Thanks for filing this task! I was planning to do it for months, but didn’t get around doing it…

The problem with a field or instance method is that the number of distinct language objects that can be constructed using mw.language.new is limited ($wgScribuntoEngineConf[*]['maxLangCacheSize'], by default 30 for both sandboxed and standalone Lua). On multilingual wikis like Commons, this can quickly be exceeded. LanguageCode::bcp47() itself is quite cheap, so there’s no need to constrain the number of processed languages. (getCode is different, no one would ever want to write mw.language.new( lang ):getCode(), as it’s exactly the same as simply lang; getCode is useful when an already-constructed language object is passed around and thus it would make no sense as a static method.)

Unfortunately mw.language:isRTL is also expensive (it needs to load the language file for the given language), so mw.html:inLanguage would also be expensive if it set dir to anything other than auto (but auto is dumb, it’s unable to handle mixed-directionality text, which often happens, as content may not be 100% translated).

The only non-expensive solution here is the static mw.language.bcp47, so I think that should be implemented (others can be implemented as convenience functions, but not as only solutions).

Hm, that’s a very good point. Let’s just limit this task to mw.language.bcp47() for now, then?

My only caution is that using strings to represent languages can be quite error-prone, given that there are different "string codes" floating around for the same language. In an ideal world, I'd say you should create a light-weight language object in lua that you can pass around without actually invoking mw.language.new (or bump the maxLangCacheSize only when actually loading the language file, not simply when creating the object). ::getBcp47Code() (or ::getHtmlCode()) and ::getCode() can be invoked on that lightweight object to make it clear which code you are using, and similarly, mw.language.newFromBcp47() and mw.language.newFromMw() would make it clear which "type of string" you are using to create the language object.

Introducing a lightweight also makes sense, although I don’t think mw.language.newFromBcp47() would be used a lot – usually the language comes from MediaWiki (page language, content language, {{int:lang}} hack etc.), and then converted to BCP47 for usage in HTML attributes, not the other way round. In an ideal world, MediaWiki would just use BCP47 language codes instead of inventing different ones for some languages…

Apparently @cscott recently added toBcp47Code(), but as a non-static instance method.

I think the expensiveness argument from earlier needs to be reevaluated anyway, though, in light of T342418: Speed up Language creation – both creating a language and looking up its RTL flag should be fast now, as far as I’m aware. (But I don’t know if Scribunto was updated for that or if it still includes it in the expensive function count.)

Apparently @cscott recently added toBcp47Code(), but as a non-static instance method.
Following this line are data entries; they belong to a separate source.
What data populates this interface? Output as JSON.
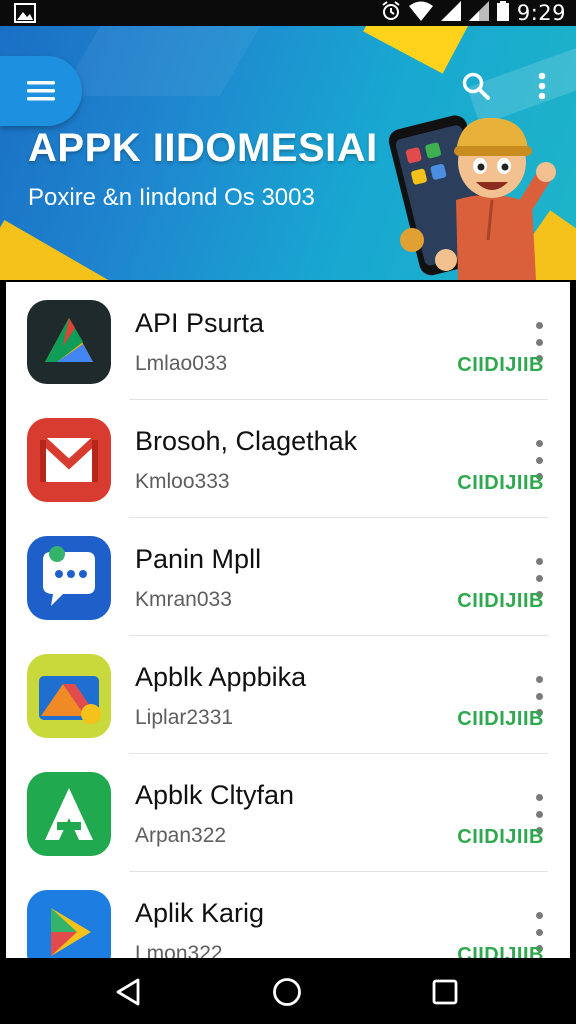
{
  "status_bar": {
    "time": "9:29",
    "icons": [
      "image-icon",
      "alarm-icon",
      "wifi-icon",
      "signal-icon",
      "battery-icon"
    ]
  },
  "header": {
    "title": "APPK IIDOMESIAI",
    "subtitle": "Poxire &n Iindond Os 3003",
    "menu_icon": "hamburger-menu-icon",
    "search_icon": "search-icon",
    "more_icon": "more-vert-icon",
    "colors": {
      "accent_blue": "#1e90e0",
      "accent_yellow": "#f4c21a"
    }
  },
  "apps": [
    {
      "title": "API Psurta",
      "subtitle": "Lmlao033",
      "action": "CIIDIJIIB",
      "icon": "triangle-logo-icon"
    },
    {
      "title": "Brosoh, Clagethak",
      "subtitle": "Kmloo333",
      "action": "CIIDIJIIB",
      "icon": "mail-m-icon"
    },
    {
      "title": "Panin Mpll",
      "subtitle": "Kmran033",
      "action": "CIIDIJIIB",
      "icon": "chat-bubble-icon"
    },
    {
      "title": "Apblk Appbika",
      "subtitle": "Liplar2331",
      "action": "CIIDIJIIB",
      "icon": "folder-triangle-icon"
    },
    {
      "title": "Apblk Cltyfan",
      "subtitle": "Arpan322",
      "action": "CIIDIJIIB",
      "icon": "letter-a-icon"
    },
    {
      "title": "Aplik Karig",
      "subtitle": "Lmon322",
      "action": "CIIDIJIIB",
      "icon": "play-triangle-icon"
    }
  ],
  "nav": {
    "back_icon": "back-triangle-icon",
    "home_icon": "home-circle-icon",
    "recents_icon": "recents-square-icon"
  }
}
I’ve already used it, forgetting about the fact that it supposedly doesn’t exist. 🙂

I think the expensiveness argument from earlier needs to be reevaluated anyway, though, in light of T342418: Speed up Language creation – both creating a language and looking up its RTL flag should be fast now, as far as I’m aware. (But I don’t know if Scribunto was updated for that or if it still includes it in the expensive function count.)
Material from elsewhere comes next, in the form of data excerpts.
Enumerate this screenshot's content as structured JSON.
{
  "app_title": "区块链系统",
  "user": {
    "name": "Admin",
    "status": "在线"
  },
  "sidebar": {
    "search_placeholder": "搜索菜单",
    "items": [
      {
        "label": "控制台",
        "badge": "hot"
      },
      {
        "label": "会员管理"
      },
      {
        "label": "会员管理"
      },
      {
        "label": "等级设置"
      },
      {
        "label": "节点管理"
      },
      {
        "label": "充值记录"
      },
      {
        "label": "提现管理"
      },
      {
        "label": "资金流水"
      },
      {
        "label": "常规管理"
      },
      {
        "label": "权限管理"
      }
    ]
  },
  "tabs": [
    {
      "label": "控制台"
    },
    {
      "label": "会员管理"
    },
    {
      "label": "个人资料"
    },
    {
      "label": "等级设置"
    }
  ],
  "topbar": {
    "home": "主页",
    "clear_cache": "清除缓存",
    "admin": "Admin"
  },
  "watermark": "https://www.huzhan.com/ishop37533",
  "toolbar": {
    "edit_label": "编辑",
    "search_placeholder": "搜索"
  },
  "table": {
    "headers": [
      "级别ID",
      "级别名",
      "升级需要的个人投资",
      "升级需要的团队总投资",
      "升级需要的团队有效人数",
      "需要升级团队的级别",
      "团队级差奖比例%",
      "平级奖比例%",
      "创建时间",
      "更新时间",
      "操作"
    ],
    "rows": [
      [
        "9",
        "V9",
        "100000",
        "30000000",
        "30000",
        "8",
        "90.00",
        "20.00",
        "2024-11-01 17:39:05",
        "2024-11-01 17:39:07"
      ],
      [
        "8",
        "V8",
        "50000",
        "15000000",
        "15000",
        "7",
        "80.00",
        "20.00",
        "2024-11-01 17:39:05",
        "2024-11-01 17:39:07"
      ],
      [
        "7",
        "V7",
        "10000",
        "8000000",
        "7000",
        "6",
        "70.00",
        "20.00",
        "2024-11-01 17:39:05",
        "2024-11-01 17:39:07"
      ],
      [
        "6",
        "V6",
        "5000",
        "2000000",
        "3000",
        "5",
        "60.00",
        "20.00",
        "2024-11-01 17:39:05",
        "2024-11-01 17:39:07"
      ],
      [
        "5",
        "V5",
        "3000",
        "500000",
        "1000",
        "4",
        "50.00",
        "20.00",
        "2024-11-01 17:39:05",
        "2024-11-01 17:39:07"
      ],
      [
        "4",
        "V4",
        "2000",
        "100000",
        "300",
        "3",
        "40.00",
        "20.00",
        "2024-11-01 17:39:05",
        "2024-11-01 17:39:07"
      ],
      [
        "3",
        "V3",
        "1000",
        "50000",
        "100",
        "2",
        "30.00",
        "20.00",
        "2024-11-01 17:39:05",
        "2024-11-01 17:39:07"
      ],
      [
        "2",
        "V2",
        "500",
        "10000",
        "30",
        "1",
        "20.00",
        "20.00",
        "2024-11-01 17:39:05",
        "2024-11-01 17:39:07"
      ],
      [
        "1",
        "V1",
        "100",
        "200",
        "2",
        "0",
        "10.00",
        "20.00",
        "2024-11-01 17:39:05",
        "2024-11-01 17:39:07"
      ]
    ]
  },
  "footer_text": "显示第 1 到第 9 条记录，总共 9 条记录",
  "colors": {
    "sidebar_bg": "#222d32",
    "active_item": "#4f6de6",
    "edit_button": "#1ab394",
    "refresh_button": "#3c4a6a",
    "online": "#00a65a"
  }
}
Creating a new language object is not an “expensive parser function” as tracked by the core parser (I don’t know if it has ever been one, but definitely wasn’t when I wrote T310581#8002337). It uses a separate counter, which still defaults to 30, but has been 200 in WMF production since T85461.
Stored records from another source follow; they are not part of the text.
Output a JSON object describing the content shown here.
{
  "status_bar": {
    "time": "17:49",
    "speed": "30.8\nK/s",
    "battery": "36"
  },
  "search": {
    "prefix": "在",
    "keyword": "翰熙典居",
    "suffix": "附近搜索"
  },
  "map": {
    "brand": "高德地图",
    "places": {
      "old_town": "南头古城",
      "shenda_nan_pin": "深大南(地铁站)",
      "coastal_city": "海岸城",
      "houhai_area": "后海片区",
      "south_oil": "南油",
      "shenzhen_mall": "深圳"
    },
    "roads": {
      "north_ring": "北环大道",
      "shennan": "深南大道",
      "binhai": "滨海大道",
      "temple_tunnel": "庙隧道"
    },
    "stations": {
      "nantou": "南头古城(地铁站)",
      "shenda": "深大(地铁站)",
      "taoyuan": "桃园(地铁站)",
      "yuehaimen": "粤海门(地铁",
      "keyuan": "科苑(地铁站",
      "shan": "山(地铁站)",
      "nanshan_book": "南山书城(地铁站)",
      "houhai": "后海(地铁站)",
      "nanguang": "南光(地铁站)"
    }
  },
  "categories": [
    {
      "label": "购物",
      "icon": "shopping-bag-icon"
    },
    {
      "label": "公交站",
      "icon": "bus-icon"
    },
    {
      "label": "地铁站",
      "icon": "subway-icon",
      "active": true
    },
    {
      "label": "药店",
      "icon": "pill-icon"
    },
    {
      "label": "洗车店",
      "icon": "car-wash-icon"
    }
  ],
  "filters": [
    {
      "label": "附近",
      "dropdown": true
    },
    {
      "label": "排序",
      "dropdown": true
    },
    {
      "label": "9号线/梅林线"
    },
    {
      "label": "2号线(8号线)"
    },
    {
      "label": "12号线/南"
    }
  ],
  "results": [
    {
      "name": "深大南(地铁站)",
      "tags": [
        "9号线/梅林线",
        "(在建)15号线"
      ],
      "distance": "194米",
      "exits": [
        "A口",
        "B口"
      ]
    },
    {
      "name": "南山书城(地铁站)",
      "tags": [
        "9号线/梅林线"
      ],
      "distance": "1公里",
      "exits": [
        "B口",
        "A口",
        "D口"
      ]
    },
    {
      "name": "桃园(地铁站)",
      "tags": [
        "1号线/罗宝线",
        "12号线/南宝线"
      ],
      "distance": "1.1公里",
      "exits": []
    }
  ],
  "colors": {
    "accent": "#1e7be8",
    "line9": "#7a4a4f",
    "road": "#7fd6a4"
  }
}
Apparently @cscott recently added toBcp47Code(), but as a non-static instance method.

I’ve already used it, forgetting about the fact that it supposedly doesn’t exist. 🙂

Yeah, that’s how I found it :D

Michael subscribed.

I wonder if this has some overlap with T253387?

Not really. Given simplewiki, T253387 should give simple and wikipedia, as simple is a valid “non-standard language code” (i.e. a language code that is known to MediaWiki but isn’t valid, or has a slightly different meaning, in BCP 47). Given simple, this task gives en-simple, which is the BCP 47 language tag for Simple English.